Deneye 4-6 yaş arasındaki 600 çocuk katılıyor. Deneyi yapacak kişi çocukla bir odaya giriyor. Odada masa, sandalye ve tabakta harika görünen bir çikolata var. Ve çocuğa şöyle diyor; “Benim dışarıda biraz işim var eğer ben gidip dönene kadar tabaktaki çikolatayı yemez, beklersen sana bir çikolata daha vereceğim.” 15 dakika boyunca bekleyebilen çocuklara tabaktaki çikolatayla beraber fazladan bir çikolata daha veriliyor. Deneyi yapan kişinin odaya geri dönmesini bekleyen sabırlı çocuklarla, onun gelmesini bekleyemeyip çikolatayı yiyen çocuklar arasında farka bakılıyor. Bekleyebilen çocuklarda bekleyemeyenlere oranla belirgin olumlu farklar gözleniyor.

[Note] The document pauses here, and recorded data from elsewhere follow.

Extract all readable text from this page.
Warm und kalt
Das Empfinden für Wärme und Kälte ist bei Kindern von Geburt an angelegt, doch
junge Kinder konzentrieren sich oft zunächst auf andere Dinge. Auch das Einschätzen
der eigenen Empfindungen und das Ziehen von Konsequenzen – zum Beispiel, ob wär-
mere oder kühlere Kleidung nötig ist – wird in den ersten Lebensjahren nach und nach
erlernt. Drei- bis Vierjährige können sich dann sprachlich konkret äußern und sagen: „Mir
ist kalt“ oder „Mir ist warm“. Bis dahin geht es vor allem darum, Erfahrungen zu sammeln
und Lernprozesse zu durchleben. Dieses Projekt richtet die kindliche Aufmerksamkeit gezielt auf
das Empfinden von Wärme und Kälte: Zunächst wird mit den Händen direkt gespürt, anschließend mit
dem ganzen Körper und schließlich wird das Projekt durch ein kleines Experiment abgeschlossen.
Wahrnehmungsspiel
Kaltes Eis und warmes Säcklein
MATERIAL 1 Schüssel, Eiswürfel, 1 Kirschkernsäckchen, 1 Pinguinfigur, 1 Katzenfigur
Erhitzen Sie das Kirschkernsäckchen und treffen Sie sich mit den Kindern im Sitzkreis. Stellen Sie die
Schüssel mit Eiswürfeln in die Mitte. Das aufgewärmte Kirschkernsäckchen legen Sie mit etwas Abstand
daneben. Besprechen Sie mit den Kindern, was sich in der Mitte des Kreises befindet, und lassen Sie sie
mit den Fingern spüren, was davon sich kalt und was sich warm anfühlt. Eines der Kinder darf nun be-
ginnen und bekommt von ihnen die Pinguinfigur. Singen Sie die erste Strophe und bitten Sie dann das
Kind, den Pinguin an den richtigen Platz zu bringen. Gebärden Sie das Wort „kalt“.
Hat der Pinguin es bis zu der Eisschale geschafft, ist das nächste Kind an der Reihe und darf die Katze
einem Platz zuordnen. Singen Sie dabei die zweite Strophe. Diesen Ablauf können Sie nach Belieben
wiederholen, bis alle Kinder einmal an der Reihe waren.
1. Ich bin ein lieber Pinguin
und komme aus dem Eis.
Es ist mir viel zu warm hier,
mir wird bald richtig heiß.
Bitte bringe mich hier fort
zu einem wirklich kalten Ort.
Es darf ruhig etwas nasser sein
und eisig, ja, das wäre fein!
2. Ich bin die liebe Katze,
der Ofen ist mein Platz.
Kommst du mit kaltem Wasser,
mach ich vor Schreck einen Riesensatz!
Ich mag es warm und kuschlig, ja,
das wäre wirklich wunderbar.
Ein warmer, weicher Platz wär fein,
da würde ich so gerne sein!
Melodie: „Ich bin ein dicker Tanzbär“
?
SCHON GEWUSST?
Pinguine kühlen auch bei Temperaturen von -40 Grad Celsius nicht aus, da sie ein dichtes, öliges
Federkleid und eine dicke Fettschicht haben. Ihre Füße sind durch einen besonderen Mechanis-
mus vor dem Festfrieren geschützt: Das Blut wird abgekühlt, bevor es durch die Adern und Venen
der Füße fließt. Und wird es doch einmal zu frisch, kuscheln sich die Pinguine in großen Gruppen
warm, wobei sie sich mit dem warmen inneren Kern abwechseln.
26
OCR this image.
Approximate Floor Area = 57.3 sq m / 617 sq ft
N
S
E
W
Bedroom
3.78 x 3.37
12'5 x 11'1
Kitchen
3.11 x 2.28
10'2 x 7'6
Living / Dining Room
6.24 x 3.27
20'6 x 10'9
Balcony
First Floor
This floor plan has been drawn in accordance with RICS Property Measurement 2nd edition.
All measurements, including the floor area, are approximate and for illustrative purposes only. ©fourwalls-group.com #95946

Peki ya bu çocuklar büyüdüğünde ne oluyor?
1990 yılında takip çalışması yapılıyor. Sonuç; deneyde kendini kontrol edebilen çocukların istinasız hepsinin akademik ve sosyal başarıları kendini kontrol edemeyip çikolatayı yiyen çocuklardan daha yüksek.
Tekne orucu çocuğun kendini kontrol edebilmesi, isteklerini erteleyebilmesi, sabırlı, iradeli olması yani iç disiplin geliştirmesi için önemli bir fırsattır. Zamane çocuklarının ihtiyaç duyduğu en önemli konu bu değil mi?